GoodRx is negotiating with Pharmacy Benefit Managers (PBMs) to offer discounts on coupons. They lower the price of the inflated “usual, customary and reasonable” rate charged to patients, which can vary widely from location to location. When the prescription is filled, the PBM charges a fee to the pharmacy and GoodRx takes a portion of those fees. Through this process, he was able to earn $ 550.7 million last year.
But a growing number of people argue that prices shouldn’t be based on these negotiations at all. For example, the average retail price of imatinib, a leukemia drug, is around $ 9,600. With GoodRx, the price is reduced from $ 136 to $ 2,000, depending on the pharmacy.
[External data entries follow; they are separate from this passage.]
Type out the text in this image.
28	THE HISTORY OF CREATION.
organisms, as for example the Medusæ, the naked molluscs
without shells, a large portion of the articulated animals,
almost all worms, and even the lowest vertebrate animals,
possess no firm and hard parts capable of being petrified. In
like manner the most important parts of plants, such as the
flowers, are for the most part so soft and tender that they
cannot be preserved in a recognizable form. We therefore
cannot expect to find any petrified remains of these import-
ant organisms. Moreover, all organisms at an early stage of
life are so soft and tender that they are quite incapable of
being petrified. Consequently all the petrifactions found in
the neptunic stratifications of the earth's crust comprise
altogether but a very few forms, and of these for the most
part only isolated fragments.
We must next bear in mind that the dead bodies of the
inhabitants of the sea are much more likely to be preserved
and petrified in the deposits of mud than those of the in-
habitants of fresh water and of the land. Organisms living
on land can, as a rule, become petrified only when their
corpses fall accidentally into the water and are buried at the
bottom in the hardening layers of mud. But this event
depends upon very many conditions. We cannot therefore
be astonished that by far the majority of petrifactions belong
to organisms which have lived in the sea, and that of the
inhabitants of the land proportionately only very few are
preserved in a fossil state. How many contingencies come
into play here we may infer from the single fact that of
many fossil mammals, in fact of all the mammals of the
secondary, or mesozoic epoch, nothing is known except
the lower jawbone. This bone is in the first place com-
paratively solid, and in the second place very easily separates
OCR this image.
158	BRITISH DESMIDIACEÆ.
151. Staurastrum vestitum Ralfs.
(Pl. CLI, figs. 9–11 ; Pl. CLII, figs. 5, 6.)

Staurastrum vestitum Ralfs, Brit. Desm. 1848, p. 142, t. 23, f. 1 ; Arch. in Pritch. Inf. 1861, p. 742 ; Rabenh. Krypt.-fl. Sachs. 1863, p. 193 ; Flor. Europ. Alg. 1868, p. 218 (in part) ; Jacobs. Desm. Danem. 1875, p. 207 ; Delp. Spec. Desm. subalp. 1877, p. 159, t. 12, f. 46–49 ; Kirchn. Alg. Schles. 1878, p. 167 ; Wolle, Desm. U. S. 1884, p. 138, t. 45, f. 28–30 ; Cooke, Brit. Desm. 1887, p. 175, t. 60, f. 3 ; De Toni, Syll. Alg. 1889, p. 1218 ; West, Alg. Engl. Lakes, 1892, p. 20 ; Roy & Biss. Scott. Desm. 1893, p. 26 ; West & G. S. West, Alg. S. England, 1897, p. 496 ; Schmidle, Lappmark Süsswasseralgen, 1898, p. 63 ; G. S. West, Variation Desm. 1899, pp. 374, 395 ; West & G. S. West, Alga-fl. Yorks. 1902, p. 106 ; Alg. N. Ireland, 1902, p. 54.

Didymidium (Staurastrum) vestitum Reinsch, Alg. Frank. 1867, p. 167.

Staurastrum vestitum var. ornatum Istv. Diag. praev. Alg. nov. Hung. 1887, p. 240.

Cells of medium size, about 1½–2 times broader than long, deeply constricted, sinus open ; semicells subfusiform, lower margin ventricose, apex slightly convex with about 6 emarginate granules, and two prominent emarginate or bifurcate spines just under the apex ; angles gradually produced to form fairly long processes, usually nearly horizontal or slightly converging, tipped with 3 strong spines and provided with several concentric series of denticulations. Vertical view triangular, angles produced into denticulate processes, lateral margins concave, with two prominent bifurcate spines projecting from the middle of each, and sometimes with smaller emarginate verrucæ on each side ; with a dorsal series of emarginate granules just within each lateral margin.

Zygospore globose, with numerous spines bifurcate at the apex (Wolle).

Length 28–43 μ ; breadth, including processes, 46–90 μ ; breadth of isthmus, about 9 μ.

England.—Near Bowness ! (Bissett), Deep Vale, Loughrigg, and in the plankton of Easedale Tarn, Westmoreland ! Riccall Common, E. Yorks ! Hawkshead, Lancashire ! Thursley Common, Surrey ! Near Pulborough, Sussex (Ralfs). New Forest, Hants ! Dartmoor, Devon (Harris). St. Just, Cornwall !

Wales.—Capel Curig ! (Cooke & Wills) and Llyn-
But the actual wholesale cost to acquire the drug is only $ 49, McCormick said.
“Instead of moving towards a transparent model where we know how much drugs cost or how much they should actually cost, it perpetuates the lack of transparency,” he said. “This number that is crossed out is a completely made up number.”
True, without the rebate, most uninsured patients would be forced to pay inflated cash prices.
“We are proud of our program with Surescripts and believe that this program will help many people pay for their prescriptions and help physicians, pharmacists and other prescribers do the best they can for their patients,” GoodRx wrote in a statement sent. by email to MedCity News.
Some companies are pushing for a different approach to drug pricing, such as using CMS’s national average drug acquisition cost. A startup, CapitalRx, takes this approach by offering discount cards, charging a $ 1 processing fee rather than part of PBMs.
“You are going to see legislative changes on the price of drugs. It’s a matter of when, not if in my opinion, ”said CapitalRx chairman Matt Gibbs. “Literally everything would be better than what we use today.”